Janet Osborne’s Manchester Elementary School third-graders show off their hand-drawn art next to a table of completed quilt pieces. - Aaron Burkhalter / Staff Photo
Janet Osborne’s Manchester Elementary School third-graders show off their hand-drawn art next to a table of completed quilt pieces.
— image credit: Aaron Burkhalter / Staff Photo

Click here to see a slideshow of the students’ artwork

Students of Janet Osborne’s third grade class at Manchester Elementary worked amid piles of fabric, sheets and scraps of every color littering the tables. On two large tables shoved together, a grid of their hand-drawn artwork shows what will eventually become a quilt.

Long-time quilters Sarajane Rants and Madeleine Fraley are working with the students to create a large, colorful quilt showing different creatures from the Puget Sound.

Rants enjoys building quilts with the students, and wanted to build something based on a documentary she viewed, called “Return of the Plankton.”

Each student took on a different animal, so when it’s all pieced together the quilt will have everything from orcas and sharks to jellyfish and geoducks.

Students first drew their animals on sheets of paper, then took sheets of adhesive-reinforced fabric and cut shapes to match. The drawings, fit for a refrigerator, are spruced up with designer fabric, fit for a gallery hanging.

Rants and Fraley spend several days each week working with the students, and once every square is completed, the two will embark on piecing each piece together to make a larger display.

It’s not the first school-based quilt project for Rants, but she said it’s the most ambitious.
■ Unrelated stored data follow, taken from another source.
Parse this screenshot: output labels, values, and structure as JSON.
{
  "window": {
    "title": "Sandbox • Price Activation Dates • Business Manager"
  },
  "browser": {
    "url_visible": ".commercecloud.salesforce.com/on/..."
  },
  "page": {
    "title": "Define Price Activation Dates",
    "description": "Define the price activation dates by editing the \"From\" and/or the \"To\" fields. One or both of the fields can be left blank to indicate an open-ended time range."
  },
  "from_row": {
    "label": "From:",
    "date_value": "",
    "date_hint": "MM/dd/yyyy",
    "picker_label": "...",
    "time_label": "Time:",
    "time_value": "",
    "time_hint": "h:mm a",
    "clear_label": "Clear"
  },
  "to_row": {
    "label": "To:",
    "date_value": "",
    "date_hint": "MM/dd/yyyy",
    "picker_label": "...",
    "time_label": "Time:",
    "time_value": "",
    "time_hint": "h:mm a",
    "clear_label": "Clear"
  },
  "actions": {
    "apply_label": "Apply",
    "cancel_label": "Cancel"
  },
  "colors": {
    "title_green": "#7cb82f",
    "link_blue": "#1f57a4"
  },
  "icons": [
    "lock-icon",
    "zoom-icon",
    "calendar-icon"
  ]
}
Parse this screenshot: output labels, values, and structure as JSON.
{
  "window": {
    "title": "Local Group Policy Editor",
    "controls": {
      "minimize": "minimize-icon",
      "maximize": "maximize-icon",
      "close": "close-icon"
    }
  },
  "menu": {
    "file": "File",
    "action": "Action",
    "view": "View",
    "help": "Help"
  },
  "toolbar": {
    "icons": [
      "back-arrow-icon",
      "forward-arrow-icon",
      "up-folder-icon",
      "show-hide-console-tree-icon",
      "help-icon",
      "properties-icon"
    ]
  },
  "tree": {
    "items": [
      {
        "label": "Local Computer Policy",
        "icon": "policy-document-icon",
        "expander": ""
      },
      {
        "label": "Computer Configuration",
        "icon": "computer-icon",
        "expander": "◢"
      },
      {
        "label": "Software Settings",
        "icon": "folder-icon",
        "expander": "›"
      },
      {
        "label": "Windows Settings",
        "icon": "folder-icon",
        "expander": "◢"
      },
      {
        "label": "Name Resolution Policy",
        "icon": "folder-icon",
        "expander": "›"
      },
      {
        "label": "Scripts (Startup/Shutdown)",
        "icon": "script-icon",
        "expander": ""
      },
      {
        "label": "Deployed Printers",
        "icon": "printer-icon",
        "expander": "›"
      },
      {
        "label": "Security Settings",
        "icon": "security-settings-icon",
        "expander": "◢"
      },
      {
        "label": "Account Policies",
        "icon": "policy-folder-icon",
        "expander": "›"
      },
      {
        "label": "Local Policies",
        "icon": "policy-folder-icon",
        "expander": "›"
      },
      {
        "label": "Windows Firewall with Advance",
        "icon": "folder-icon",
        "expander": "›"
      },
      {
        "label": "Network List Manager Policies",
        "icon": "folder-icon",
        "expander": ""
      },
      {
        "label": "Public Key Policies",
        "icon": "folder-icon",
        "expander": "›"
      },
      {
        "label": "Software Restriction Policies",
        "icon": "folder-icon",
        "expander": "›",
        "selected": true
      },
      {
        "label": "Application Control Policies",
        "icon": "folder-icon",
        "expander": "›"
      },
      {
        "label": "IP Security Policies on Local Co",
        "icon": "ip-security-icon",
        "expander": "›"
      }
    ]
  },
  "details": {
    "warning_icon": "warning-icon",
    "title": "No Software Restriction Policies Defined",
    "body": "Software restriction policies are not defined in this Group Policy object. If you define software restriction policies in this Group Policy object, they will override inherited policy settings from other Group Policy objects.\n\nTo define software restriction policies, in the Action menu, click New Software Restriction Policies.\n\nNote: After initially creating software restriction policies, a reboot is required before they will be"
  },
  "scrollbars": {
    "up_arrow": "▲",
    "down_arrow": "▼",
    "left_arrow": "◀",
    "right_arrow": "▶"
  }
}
She’s trying out newer, interesting fabrics, and taking on three-dimensional displays as well.

The jellyfish’s tentacles ripple across the quilt square, and some of the plant life has plumes made from old costume material.

Manchester Volunteer Coordinator Lisa Lightbody said the quilt will be hung up at the school, but may first go on display elsewhere.

“It might be borrowed by environmental agencies or friends of Puget Sound so they might enjoy it and share it with other students,” she said, suggesting the Poulsbo Marine Science Center as one of the agencies. “Something along those lines would be fun.”